黑发青年的眼睛直勾勾地盯着楼上的某一個方位看,那冷漠不带一丝情感的模样让领路人沒敢问第二句。
半晌,白僳自言自语道:“有讨厌的事情发生了……”
“什么?”
“沒什么。”应了领路的人类一句,白僳终于收回了视线,冲人笑了两下,“走吧。”
领路人也不知道发生了什么,只感觉背后一股凉意袭過。
人类沒想太多,以为是外面风冷,季节也到了降温的季节了,室外冷是正常的,而且他们這裡是南方,不像北方室内還有暖气。
說到這点,领路的人就顺势抱怨了两句,說什么他们之前就在跟院裡提建议了换個中央空调,或者找時間修缮一下,院长都拒绝了。
“换中央空调?”
“是啊,你沒有觉得医院裡空调的功率不够嗎?听說是建造时的那一套,這么多年了也就修了修,早就不好使了。”领路人抱怨上了头,话越来越多,“而且,你不觉得开中央空调的时候,医院裡总有股怪味嗎?”
“怪味?”
“有点异味吧,反正嗅着不是很清新的感觉,偶尔有点臭……我們自己也找人拆开上面看了看,沒发现什么奇怪的东西,好像就是年份久了,功效不好了。”
领路人抱怨来抱怨去,說到了更多方面。
比如食堂,食堂的饭菜這么多年一点改进都沒有,量也不增不减,维持在一個奇怪的量上,能让人吃饱,又很快会饿。
白僳问道:“這裡沒有什么小卖部之类的嗎?”
领路人回答:“害,哪裡有,建這么偏就是为了图個清静,這周围最近的地方都要开车半小时,更不要說其他设施了。”
领路人還說,他们寄东西都是寄到统一的地方,再由医院的人带過来。
要說严格的话,感觉监狱都不一定有他们严苛。
不過领路人還算理解,领着這么高的薪酬,工作的地方有点怪癖也能容忍,而且大部分限制都是针对于病人,作为医护人员,领路人认为這些尚可。
第二次听到东西需要集体邮寄一事,白僳点了点头,问道:“那送来的东西会有什么限制嗎?”

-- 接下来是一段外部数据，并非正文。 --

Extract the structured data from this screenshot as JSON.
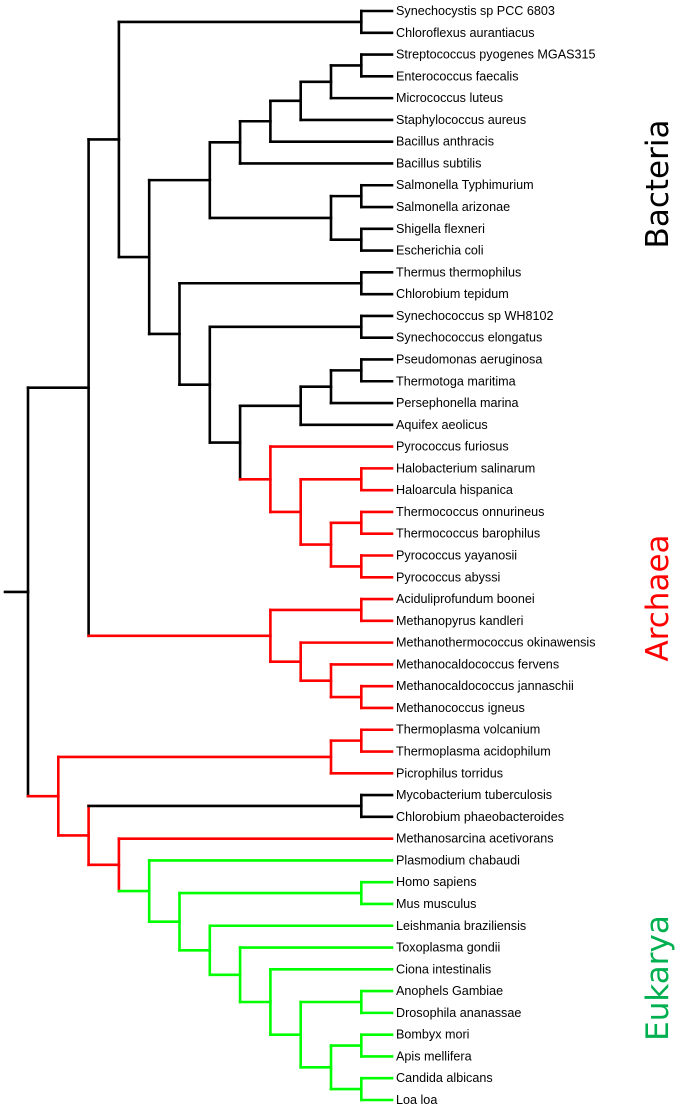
{
  "colors": {
    "k": "#000000",
    "r": "#ff0000",
    "g": "#00ff00"
  },
  "clades": [
    {
      "name": "Bacteria",
      "color": "#000000"
    },
    {
      "name": "Archaea",
      "color": "#ff0000"
    },
    {
      "name": "Eukarya",
      "color": "#00b050"
    }
  ],
  "leaves": [
    "Synechocystis sp PCC 6803",
    "Chloroflexus aurantiacus",
    "Streptococcus pyogenes MGAS315",
    "Enterococcus faecalis",
    "Micrococcus luteus",
    "Staphylococcus aureus",
    "Bacillus anthracis",
    "Bacillus subtilis",
    "Salmonella Typhimurium",
    "Salmonella arizonae",
    "Shigella flexneri",
    "Escherichia coli",
    "Thermus thermophilus",
    "Chlorobium tepidum",
    "Synechococcus sp WH8102",
    "Synechococcus elongatus",
    "Pseudomonas aeruginosa",
    "Thermotoga maritima",
    "Persephonella marina",
    "Aquifex aeolicus",
    "Pyrococcus furiosus",
    "Halobacterium salinarum",
    "Haloarcula hispanica",
    "Thermococcus onnurineus",
    "Thermococcus barophilus",
    "Pyrococcus yayanosii",
    "Pyrococcus abyssi",
    "Aciduliprofundum boonei",
    "Methanopyrus kandleri",
    "Methanothermococcus okinawensis",
    "Methanocaldococcus fervens",
    "Methanocaldococcus jannaschii",
    "Methanococcus igneus",
    "Thermoplasma volcanium",
    "Thermoplasma acidophilum",
    "Picrophilus torridus",
    "Mycobacterium tuberculosis",
    "Chlorobium phaeobacteroides",
    "Methanosarcina acetivorans",
    "Plasmodium chabaudi",
    "Homo sapiens",
    "Mus musculus",
    "Leishmania braziliensis",
    "Toxoplasma gondii",
    "Ciona intestinalis",
    "Anophels Gambiae",
    "Drosophila ananassae",
    "Bombyx mori",
    "Apis mellifera",
    "Candida albicans",
    "Loa loa"
  ],
  "tree": {
    "c": "k",
    "ch": [
      {
        "ch": [
          {
            "ch": [
              {
                "ch": [
                  0,
                  1
                ]
              },
              {
                "ch": [
                  {
                    "ch": [
                      {
                        "ch": [
                          {
                            "ch": [
                              {
                                "ch": [
                                  {
                                    "ch": [
                                      {
                                        "ch": [
                                          2,
                                          3
                                        ]
                                      },
                                      4
                                    ]
                                  },
                                  5
                                ]
                              },
                              6
                            ]
                          },
                          7
                        ]
                      },
                      {
                        "ch": [
                          {
                            "ch": [
                              8,
                              9
                            ]
                          },
                          {
                            "ch": [
                              10,
                              11
                            ]
                          }
                        ]
                      }
                    ]
                  },
                  {
                    "ch": [
                      {
                        "ch": [
                          12,
                          13
                        ]
                      },
                      {
                        "ch": [
                          {
                            "ch": [
                              14,
                              15
                            ]
                          },
                          {
                            "ch": [
                              {
                                "ch": [
                                  {
                                    "ch": [
                                      {
                                        "ch": [
                                          16,
                                          17
                                        ]
                                      },
                                      18
                                    ]
                                  },
                                  19
                                ]
                              },
                              {
                                "c": "r",
                                "ch": [
                                  20,
                                  {
                                    "ch": [
                                      {
                                        "ch": [
                                          21,
                                          22
                                        ]
                                      },
                                      {
                                        "ch": [
                                          {
                                            "ch": [
                                              23,
                                              24
                                            ]
                                          },
                                          {
                                            "ch": [
                                              25,
                                              26
                                            ]
                                          }
                                        ]
                                      }
                                    ]
                                  }
                                ]
                              }
                            ]
                          }
                        ]
                      }
                    ]
                  }
                ]
              }
            ]
          },
          {
            "c": "r",
            "ch": [
              {
                "ch": [
                  27,
                  28
                ]
              },
              {
                "ch": [
                  29,
                  {
                    "ch": [
                      30,
                      {
                        "ch": [
                          31,
                          32
                        ]
                      }
                    ]
                  }
                ]
              }
            ]
          }
        ]
      },
      {
        "c": "r",
        "ch": [
          {
            "ch": [
              {
                "ch": [
                  33,
                  34
                ]
              },
              35
            ]
          },
          {
            "ch": [
              {
                "c": "k",
                "ch": [
                  36,
                  37
                ]
              },
              {
                "ch": [
                  38,
                  {
                    "c": "g",
                    "ch": [
                      39,
                      {
                        "ch": [
                          {
                            "ch": [
                              40,
                              41
                            ]
                          },
                          {
                            "ch": [
                              42,
                              {
                                "ch": [
                                  43,
                                  {
                                    "ch": [
                                      44,
                                      {
                                        "ch": [
                                          {
                                            "ch": [
                                              45,
                                              46
                                            ]
                                          },
                                          {
                                            "ch": [
                                              {
                                                "ch": [
                                                  47,
                                                  48
                                                ]
                                              },
                                              {
                                                "ch": [
                                                  49,
                                                  50
                                                ]
                                              }
                                            ]
                                          }
                                        ]
                                      }
                                    ]
                                  }
                                ]
                              }
                            ]
                          }
                        ]
                      }
                    ]
                  }
                ]
              }
            ]
          }
        ]
      }
    ]
  }
}
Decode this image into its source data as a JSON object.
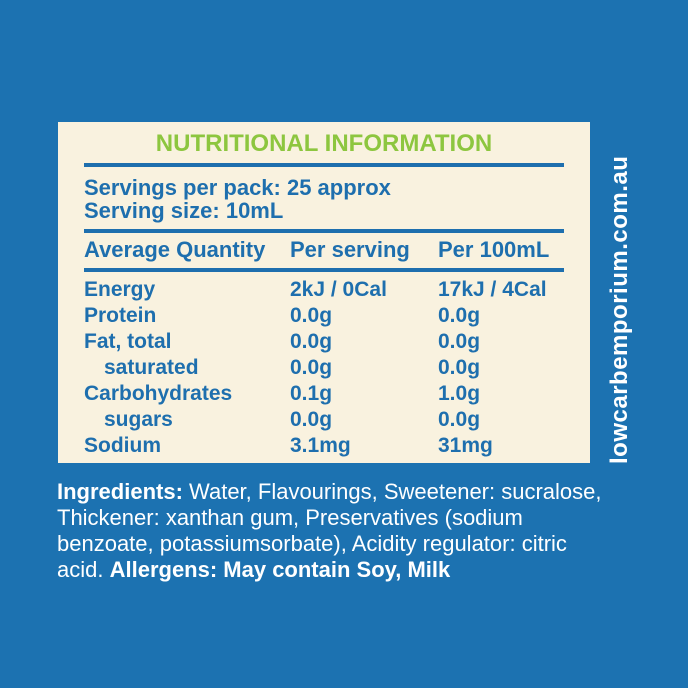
{
  "colors": {
    "background_blue": "#1c72b1",
    "panel_cream": "#f9f2df",
    "title_green": "#8dc63f",
    "text_blue": "#1e6fae",
    "ingredients_white": "#ffffff"
  },
  "panel": {
    "title": "NUTRITIONAL INFORMATION",
    "servings": {
      "per_pack": "Servings per pack: 25 approx",
      "size": "Serving size: 10mL"
    },
    "table": {
      "columns": [
        "Average Quantity",
        "Per serving",
        "Per 100mL"
      ],
      "rows": [
        {
          "label": "Energy",
          "per_serving": "2kJ / 0Cal",
          "per_100ml": "17kJ / 4Cal"
        },
        {
          "label": "Protein",
          "per_serving": "0.0g",
          "per_100ml": "0.0g"
        },
        {
          "label": "Fat, total",
          "per_serving": "0.0g",
          "per_100ml": "0.0g"
        },
        {
          "label": "saturated",
          "per_serving": "0.0g",
          "per_100ml": "0.0g"
        },
        {
          "label": "Carbohydrates",
          "per_serving": "0.1g",
          "per_100ml": "1.0g"
        },
        {
          "label": "sugars",
          "per_serving": "0.0g",
          "per_100ml": "0.0g"
        },
        {
          "label": "Sodium",
          "per_serving": "3.1mg",
          "per_100ml": "31mg"
        }
      ]
    }
  },
  "ingredients": {
    "line1_bold": "Ingredients:",
    "line1_rest": " Water, Flavourings, Sweetener: sucralose,",
    "line2": "Thickener: xanthan gum, Preservatives (sodium",
    "line3": "benzoate, potassiumsorbate), Acidity regulator: citric",
    "line4_start": "acid. ",
    "line4_bold": "Allergens: May contain Soy, Milk"
  },
  "watermark": {
    "text": "lowcarbemporium.com.au"
  }
}
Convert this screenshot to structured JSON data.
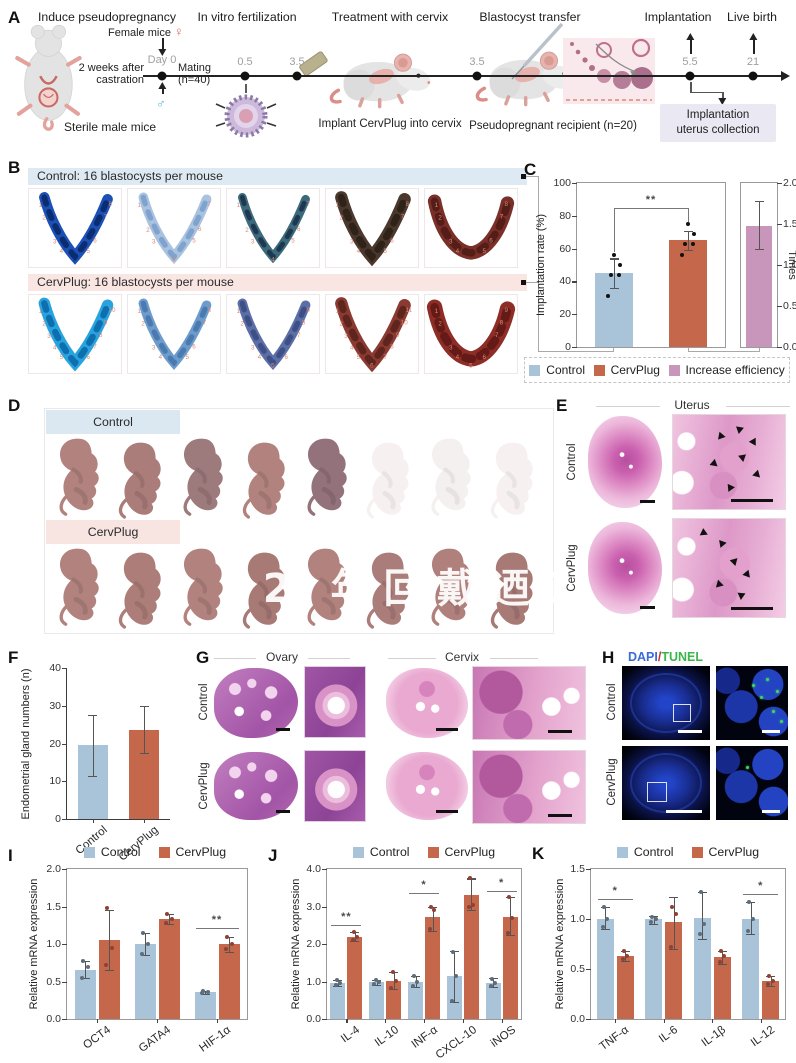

领路人說有,一些很危险的器具不行,而他主要也就是购买一点速食、零嘴,還沒被扣過东西。
“反正——一切听說都是院长立下的规矩。”
“這裡的院长从建院之初就在了,年纪也挺大。”
闲聊间,两人穿過了精神病院外侧面的那個花园。
白色的栏杆围住了那一大片,周遭的花倒是各有各的形态,甚至有些不按季节规律。
领路人一副见怪不怪的样子,介绍說這是他们精神病院的副产物。
白僳:?
白僳:“副产物?”
领路人:“是啊,给病人治疗的时候会研究一些新方法,产出的副产物就给浇灌到了這裡,谁知道让花开得不错,這裡也就改建成花园了。”
不但改建成了花园,還加了個喷泉。
白僳站在喷泉旁,素白的主体在阳光的折射下仿佛要晃瞎人的眼睛,水光也溅出点点色彩。
他站在那沒走,沒注意到而走远的领路人自言自语說了半天,沒听到有“捧哏”回应后回過头,這才发现人沒有跟上来。
领路人一回头,就看到黑发青年仰着头站在喷泉边,人沐浴在散落的水帘下,盯着天空不知道在看什么。
领路人朝天空瞟了眼,沒瞟见任何外物。
再一扭头,黑发青年已经低下了头,腰半弯着,人快要埋进喷泉水池的边缘中。
领路人连忙喊人的名字,黑发青年也沒有理睬,反而伸手往喷泉裡掬了一捧。
细密且冰凉的水流从指缝间流過,白僳捞完便收回了手,同时站直了身体,不知道在那想些什么。
過了数秒,他偏過了头,问一旁的人类:“這裡的花……是不是不会换季?”
领路人点了点头,白僳又问:“你们浇所谓的副产品的频率是?”
领路人扳手指算了算,因为也不是什么机密的事,所以他就直說了:“按照治疗的频率,一般一周就能来一次吧。”
随后领路人嘀咕起了他们员工也跟领导层提议過這么好的副产品为什么不拿出去推广一下,但上面就是婉拒了。
“嗯……你们沒想過往外說嗎?”
“說?哪敢說啊,来入职不都得签個什么保密协议的嗎?你也应该签過才对。”
白僳回忆了一下,好像是有這么一份东西,那纸张摸起来材质還很奇怪,让他多摸了两下。
要不是场景不合适,白僳估计会撕开看看,裡面应该是有夹层的。
這裡的人类无法往外言语的秘密现在知晓了,他们都签過一份保密协议。
至于這处花园喷泉……也挺有意思的。
黑发青年的脚尖在地上抹了抹,将瓷白的地面抹出数道水痕,好似是具体的图案形状,可很快就被新的水迹覆盖住。
白僳也沒停留太久,在看完喷泉后便继续跟着人类朝前走,又走了段笔直的沒有拐弯的小道,来到了室外活动的场所。
“一般来讲,病人是从另一边過来的。”领路人指了指另一侧的一個和建筑物相连的小门,“我們走的這边是非病人可以通行的,毕竟要提防他们偷跑出去。”
领路人很快补充偷跑也沒用,外边的围墙建得极高還拉有电網,门卫也不是吃素的。
室外活动场所裡的病人平常就挺少,更多的人会選擇留在室内,今天也是天气好,在晒太阳的人比平日裡多。
白僳绕着活动场所看了一圈,很快找到了自己想要找的目标。
“他,那個病人。”黑发青年指了個方向,“也能出来嗎?”
领路人沿着白僳所指看了過去,看到了被指着的人,想了想那病人所住的楼层,领路人比了個沒問題的手势。
“可是他昨天差点袭击了我。”白僳补充道。
“哦,你說這個啊。”领路人一脸习以为常,“這裡的病人哪個沒点冲撞人的前科,那病人已经被安抚過了……而且只要沒有病情加重,不会太关着他们。”
至于抢东西,领路人看了看黑发青年的脖颈与领口,想說些什么,最后還是把话咽了回去。
之后领路人便去做自己的工作了,白僳兜了两圈,還是朝着昨天那位神经叨叨的病人去了。
這会儿那名病人坐在活动区域外的一條长椅上,人不复昨天的疯癫状态,而是倚靠在椅背上,呆呆地仰望天空。
天是晴朗的,偶尔有几朵云掠過。
病人持续发着呆,连白僳的靠近都沒有引起对方的注意。
截然不同的反应,看着医院的“安抚”措施很有效,能让人变得這么听话。
白僳再走近些,差不多站到了人的眼前,再一倾身子,整個人上半身就遮住了仰面朝天的病人的视线。
阴影投了下来,他与人类呆呆傻傻的目光对视。
等了一会儿,人类沒有反应,而白僳开口问了個医学相关的問題。
座椅上的病人顿了会,缓缓說出了答案。